Tuesday, March 12, 2013

MySQL vs NoSQL vs Postgres vs SQL Server, Cage Match

Tonight I went to compare the usual suspects for a set of slides I was doing and thought I would share the results.  

I do not believe anyone should be surprised by the results. MySQL became less interesting once it was acquired, and the number of Postgres deployments is greater than what all of the NoSQL market combined adds up to. When looking at emerging technologies, press time given to a single software product has no relation to what its actual market share is (which isn't as obvious as one might think to everyone).

When I get asked what my current opinion about NoSQL vs SQL is, I say that I continue to see NoSQL as a spotlight highlighting the failures in the design of the current relational database software vendors(*). Which should not damn the concept of the relational database, but somehow it happens anyways.

The two biggest issues that stand out to me are that current leading relational databases never solved scale out very well, and online operations are too expensive.

Would a document model really matter if schemas could be altered online? You would still have the weak vs strongly typed arguments that can exist in schema/table design, but if the operation to add additional characteristics to a table (object) was online or automatic I believe a lot of the arguments you see for schema less design would go away.

The other giant failure was that the vendors didn't approach scale out as a strong requirement for future designs. Going back a few years you can see where the vendors would talk about shared nothing designs, but only in the scope of support handful of nodes in a cluster. A hundred or so at best, which is small potatoes for where some of the NoSQL vendors who focus on scale out shoot for.

Its funny to think about how much has been written on this topic that has focused on the SQL language, when no new language has emerged from the NoSQL market that has any size-able adoption.

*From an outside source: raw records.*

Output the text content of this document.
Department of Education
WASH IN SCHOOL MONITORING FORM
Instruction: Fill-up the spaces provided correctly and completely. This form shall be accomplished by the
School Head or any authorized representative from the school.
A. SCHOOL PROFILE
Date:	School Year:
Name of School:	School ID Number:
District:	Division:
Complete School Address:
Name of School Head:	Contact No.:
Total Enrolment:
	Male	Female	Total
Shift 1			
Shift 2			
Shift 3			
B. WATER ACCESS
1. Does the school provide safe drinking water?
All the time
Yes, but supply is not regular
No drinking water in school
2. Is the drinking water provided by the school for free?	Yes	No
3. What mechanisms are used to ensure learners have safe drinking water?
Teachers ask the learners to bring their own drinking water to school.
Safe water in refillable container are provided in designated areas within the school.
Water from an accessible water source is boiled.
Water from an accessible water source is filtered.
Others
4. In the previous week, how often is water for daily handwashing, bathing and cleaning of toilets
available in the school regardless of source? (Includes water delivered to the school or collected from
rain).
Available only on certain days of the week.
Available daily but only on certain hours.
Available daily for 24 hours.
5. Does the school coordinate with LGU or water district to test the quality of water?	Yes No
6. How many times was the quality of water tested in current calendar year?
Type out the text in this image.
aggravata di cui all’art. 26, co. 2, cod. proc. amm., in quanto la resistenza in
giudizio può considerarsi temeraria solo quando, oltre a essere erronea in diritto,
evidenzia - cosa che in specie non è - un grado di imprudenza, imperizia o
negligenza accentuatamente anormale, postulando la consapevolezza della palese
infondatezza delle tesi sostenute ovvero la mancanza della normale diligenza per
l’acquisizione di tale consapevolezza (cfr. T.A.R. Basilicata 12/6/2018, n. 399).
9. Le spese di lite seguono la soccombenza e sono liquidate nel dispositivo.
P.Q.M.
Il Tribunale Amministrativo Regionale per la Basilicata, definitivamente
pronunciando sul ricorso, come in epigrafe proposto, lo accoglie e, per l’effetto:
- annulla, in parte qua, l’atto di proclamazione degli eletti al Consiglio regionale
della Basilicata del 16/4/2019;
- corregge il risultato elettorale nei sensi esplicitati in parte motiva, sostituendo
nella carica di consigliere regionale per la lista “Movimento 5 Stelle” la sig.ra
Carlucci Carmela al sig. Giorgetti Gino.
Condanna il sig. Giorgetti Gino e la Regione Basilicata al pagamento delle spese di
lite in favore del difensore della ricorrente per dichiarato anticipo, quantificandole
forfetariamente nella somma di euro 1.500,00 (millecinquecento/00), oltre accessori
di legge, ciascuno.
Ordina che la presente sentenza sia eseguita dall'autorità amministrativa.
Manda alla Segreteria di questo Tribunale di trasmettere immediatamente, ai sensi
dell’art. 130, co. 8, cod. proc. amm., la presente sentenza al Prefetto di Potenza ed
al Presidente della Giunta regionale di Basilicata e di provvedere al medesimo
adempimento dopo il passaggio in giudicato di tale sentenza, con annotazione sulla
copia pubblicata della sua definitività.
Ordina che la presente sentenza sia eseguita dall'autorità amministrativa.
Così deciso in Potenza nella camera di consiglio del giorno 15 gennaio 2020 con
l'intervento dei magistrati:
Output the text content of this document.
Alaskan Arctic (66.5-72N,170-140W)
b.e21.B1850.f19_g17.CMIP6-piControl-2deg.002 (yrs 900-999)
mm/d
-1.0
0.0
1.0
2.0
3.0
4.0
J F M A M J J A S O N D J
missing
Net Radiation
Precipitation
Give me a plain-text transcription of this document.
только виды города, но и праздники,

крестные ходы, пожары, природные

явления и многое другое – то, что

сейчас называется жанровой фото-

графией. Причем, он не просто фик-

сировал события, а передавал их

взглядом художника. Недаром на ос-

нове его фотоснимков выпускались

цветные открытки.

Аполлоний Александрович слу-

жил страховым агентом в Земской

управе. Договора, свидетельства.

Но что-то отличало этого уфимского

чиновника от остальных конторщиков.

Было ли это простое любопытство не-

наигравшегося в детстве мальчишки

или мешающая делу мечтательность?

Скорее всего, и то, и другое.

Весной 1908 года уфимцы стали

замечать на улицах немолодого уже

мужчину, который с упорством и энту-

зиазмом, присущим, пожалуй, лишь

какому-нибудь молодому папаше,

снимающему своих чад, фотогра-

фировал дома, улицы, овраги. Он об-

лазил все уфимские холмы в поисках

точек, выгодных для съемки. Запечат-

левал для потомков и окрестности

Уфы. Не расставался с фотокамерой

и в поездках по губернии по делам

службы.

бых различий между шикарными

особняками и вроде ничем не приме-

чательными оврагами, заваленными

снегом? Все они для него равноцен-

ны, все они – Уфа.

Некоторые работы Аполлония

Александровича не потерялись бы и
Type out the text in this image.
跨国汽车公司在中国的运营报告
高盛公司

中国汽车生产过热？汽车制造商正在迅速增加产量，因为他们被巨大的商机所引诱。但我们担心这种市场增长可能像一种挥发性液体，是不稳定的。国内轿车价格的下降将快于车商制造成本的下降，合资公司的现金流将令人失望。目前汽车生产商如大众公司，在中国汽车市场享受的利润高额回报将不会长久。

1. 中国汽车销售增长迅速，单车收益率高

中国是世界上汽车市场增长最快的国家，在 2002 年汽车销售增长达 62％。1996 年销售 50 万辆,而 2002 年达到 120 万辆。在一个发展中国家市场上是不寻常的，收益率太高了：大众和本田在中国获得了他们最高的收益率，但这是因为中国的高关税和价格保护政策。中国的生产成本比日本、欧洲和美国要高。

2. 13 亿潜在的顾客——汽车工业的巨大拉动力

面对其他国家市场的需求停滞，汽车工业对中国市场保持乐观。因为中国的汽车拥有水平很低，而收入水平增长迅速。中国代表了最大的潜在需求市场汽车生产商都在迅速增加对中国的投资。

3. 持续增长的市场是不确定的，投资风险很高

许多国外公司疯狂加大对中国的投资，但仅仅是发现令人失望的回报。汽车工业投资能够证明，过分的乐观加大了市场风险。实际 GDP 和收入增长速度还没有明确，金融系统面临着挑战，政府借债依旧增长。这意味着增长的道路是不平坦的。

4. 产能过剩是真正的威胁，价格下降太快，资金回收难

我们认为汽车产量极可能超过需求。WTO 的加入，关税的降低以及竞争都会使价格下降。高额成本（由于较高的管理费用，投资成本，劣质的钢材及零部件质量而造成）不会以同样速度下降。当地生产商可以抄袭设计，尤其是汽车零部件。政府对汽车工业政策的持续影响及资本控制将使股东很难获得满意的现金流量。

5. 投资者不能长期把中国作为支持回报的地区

At this point most of the NoSQL vendors now talk about how they have, or are, adding a SQL interface to their products.

The innovation hasn't been in the language, but in the design of database engines themselves.

The other bit of humor in this, is that if you take apart how most of the major vendors have implemented their storage engines, you would find that in the inner design few are strongly typed, and few track relationships in the core of their design. Most of the major vendors could do more operational changes online if they were willing to put reasonable scoping on what can be altered. The Innodb row format is inflexible, but the addition of some version information and a catalog documenting the versions would fix that.

To sum this up, the need to preserve backwards compatibility is what has kept the relational database vendors from solving the needs that caused the NoSQL solutions to come to market. I don't see any of them tackling this anytime soon; the margins on their current products doesn't dictate the need for them to do this.

A final thought about the state of the current nosql databases.

One of the "hard things" that almost(?) none of the current NoSQL vendors has tackled is the JOIN, i.e. the fundamental feature which is required to do anything beyond simple key/pair or basic search. Join optimizers are hard to write(*).  Network aware join optimizers are particularly difficult to write mainly because direct attached storage, AKA a hard drive, is a lot more reliable on a second to second basis than the network.

*) I also get asked which one I would pick if I had to pick one. Currently I suggest Cassandra, though more often then not a table with a key and a blob would work as well.

*) One of the nice things about MySQL's design was that someone designing a new engine could focus on the datastore and punt on the rest (well, sort of,... the pluggable storage engine interface never matured to the point of really playing nicely with other people's designs).